Immediate consequences of a missed mortgage payment
So, you’ve missed a payment. If it’s only been a day or two, you may still be able to make a payment without any adverse effects. Mortgage lenders may provide a grace period of 15 business days when you make a payment without negative consequences. If you need to make a late payment after the grace period, you can expect:
- Lender notifications: In most cases, borrowers will receive direct communication from their lender after a payment has been missed. This could arrive by phone, email, paper mail or all of the above.
- Late fees: Your mortgage lender may charge an additional late fee on top of your missed payment, which could be as much as 6% of the monthly payment amount, depending on the terms of your loan agreement. This may vary depending on the mortgage servicer.
- Credit score effects: The impact of a missed mortgage payment on your credit score could be significant.
How to handle a missed mortgage payment
If you’ve missed a mortgage payment (or expect to), be proactive. Reaching out to your lender directly can help avoid misunderstandings and demonstrate your intention to resolve the matter promptly. Through communication, you may be able to request a fee waiver for the missed payment, especially if it’s your first time. For ongoing problems related to financial hardship, the lender may be willing to temporarily pause or reduce payments.
How many mortgage payments can you miss before foreclosure?
Continuing to miss payments can result in foreclosure. During a foreclosure, the mortgage lender can take possession of the property as a means of recovering the unpaid balance of the loan. Foreclosure processes are different in every state but typically can start when a customer is 120 days delinquent or has 4 missed payments.
The foreclosure timeline
Foreclosure proceedings vary from state to state. In general, the milestones you can expect to see after missed mortgage payments will play out as follows:
Step 1: First and second missed payments
For the first two missed payments on a mortgage, your lender will attempt to reach you and retrieve payment (plus a late fee, if applicable) to bring the loan current.
Step 2: Notice of default
After a third missed payment, the lender may take steps to declare the loan “in default.” Depending on the state, this part of the process may include a court hearing. A Notice of Default (NOD) will be filed with the county recorder's office and sent to the borrower. Depending on local laws, the NOD may also be affixed to the property’s front door. The NOD brings the lender one step closer to enforcing their lien, or their right to possess the property and recover the unpaid loan amount.
Step 3: Pre-foreclosure begins
After the NOD has been filed, the pre-foreclosure phase that follows is the last opportunity the homeowner has to save their home from foreclosure.

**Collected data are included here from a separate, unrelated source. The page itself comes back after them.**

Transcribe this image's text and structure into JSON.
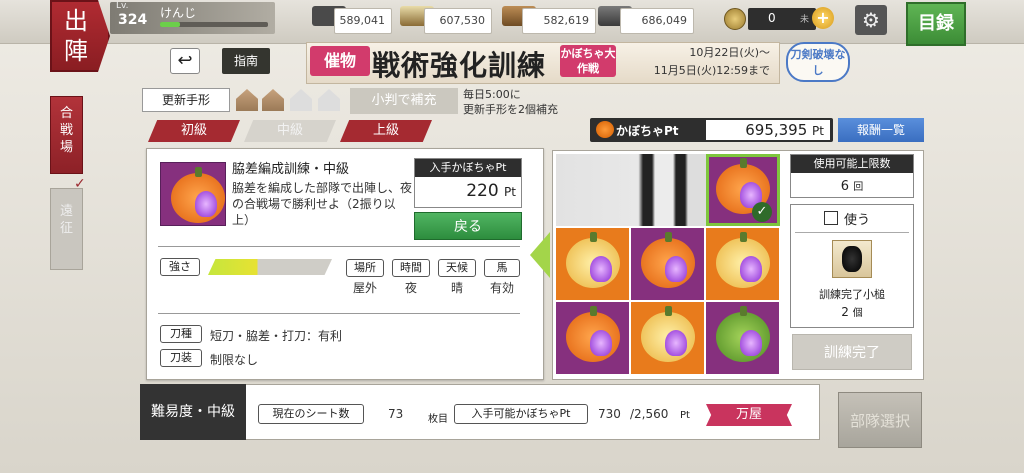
{
  "player": {
    "level_label": "Lv.",
    "level": "324",
    "name": "けんじ"
  },
  "resources": [
    "589,041",
    "607,530",
    "582,619",
    "686,049"
  ],
  "coins": {
    "value": "0",
    "unit": "未"
  },
  "nav": {
    "catalog": "目録",
    "deploy": "出陣",
    "battlefield": "合戦場",
    "expedition": "遠征"
  },
  "header": {
    "guide": "指南",
    "event_tag": "催物",
    "event_title": "戦術強化訓練",
    "event_sub": "かぼちゃ大作戦",
    "period_start": "10月22日(火)〜",
    "period_end": "11月5日(火)12:59まで",
    "sword_break": "刀剣破壊なし"
  },
  "refresh": {
    "label": "更新手形",
    "refill": "小判で補充",
    "note1": "毎日5:00に",
    "note2": "更新手形を2個補充"
  },
  "tabs": [
    "初級",
    "中級",
    "上級"
  ],
  "points": {
    "label": "かぼちゃPt",
    "value": "695,395",
    "unit": "Pt",
    "rewards": "報酬一覧"
  },
  "stage": {
    "title": "脇差編成訓練・中級",
    "description": "脇差を編成した部隊で出陣し、夜の合戦場で勝利せよ（2振り以上）",
    "get_label": "入手かぼちゃPt",
    "get_value": "220",
    "get_unit": "Pt",
    "back": "戻る",
    "strength_label": "強さ",
    "strength": 0.4,
    "conditions": [
      {
        "label": "場所",
        "value": "屋外"
      },
      {
        "label": "時間",
        "value": "夜"
      },
      {
        "label": "天候",
        "value": "晴"
      },
      {
        "label": "馬",
        "value": "有効"
      }
    ],
    "sword_type_label": "刀種",
    "sword_type_value": "短刀・脇差・打刀：有利",
    "equip_label": "刀装",
    "equip_value": "制限なし"
  },
  "side": {
    "limit_label": "使用可能上限数",
    "limit_value": "6",
    "limit_unit": "回",
    "use_label": "使う",
    "item_name": "訓練完了小槌",
    "item_count": "2",
    "item_unit": "個",
    "complete": "訓練完了"
  },
  "bottom": {
    "difficulty": "難易度・中級",
    "sheet_label": "現在のシート数",
    "sheet_value": "73",
    "sheet_unit": "枚目",
    "avail_label": "入手可能かぼちゃPt",
    "avail_value": "730",
    "avail_total": "/2,560",
    "avail_unit": "Pt",
    "shop": "万屋",
    "squad": "部隊選択"
  },
  "colors": {
    "accent_red": "#a52a31",
    "accent_green": "#3c9a4b",
    "pumpkin_purple": "#86307e",
    "pumpkin_orange": "#f07e1e"
  }
}
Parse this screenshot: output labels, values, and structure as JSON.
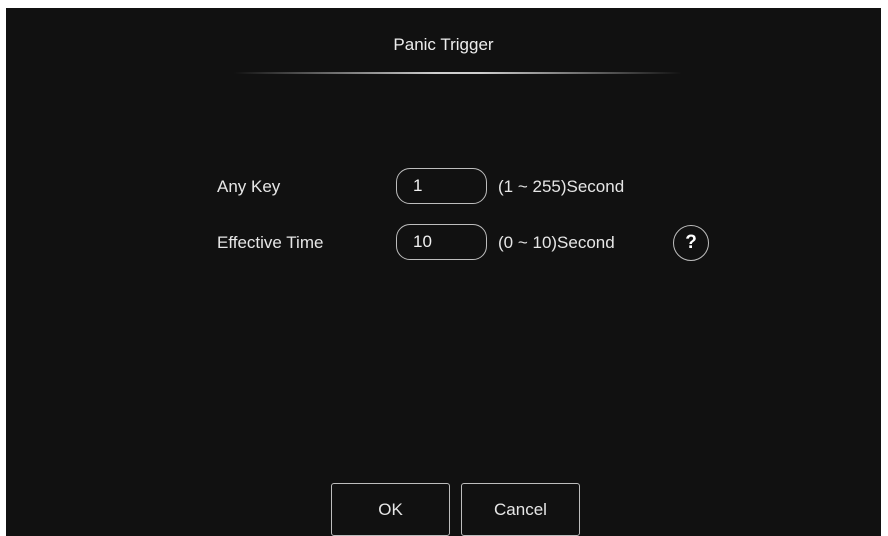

The homeowner may still be able to make back payments to get out of pre-foreclosure, often with the addition of other fees and court costs. The specifics of this phase and personal options can vary depending on the location and circumstances.
Step 4: Notice of sale
If the homeowner cannot retrieve their property from pre-foreclosure, the lender may move to sell it at auction to recover the unpaid loan amount. The homeowner will be notified of the sale date and time. In some situations, the homeowner will have a last chance to buy the property themselves through a “right of redemption” action.
Step 5: Eviction
After the home is sold, remaining occupants will be mandated to leave the premises. Refusing an eviction can have serious consequences, including facing pressure from the local sheriff or marshal. In tense circumstances, a homebuyer may offer reluctant occupants a “cash for keys” deal where they are paid a modest amount to leave the property.
In conclusion
Foreclosure is the worst-case scenario for missed mortgage payments. There are many ways to recover from a missed mortgage payment before things escalate. If you’ve recently missed a payment—or may soon miss one—consider reaching out to your lender proactively to discuss your options and obtaining legal guidance for specific state laws.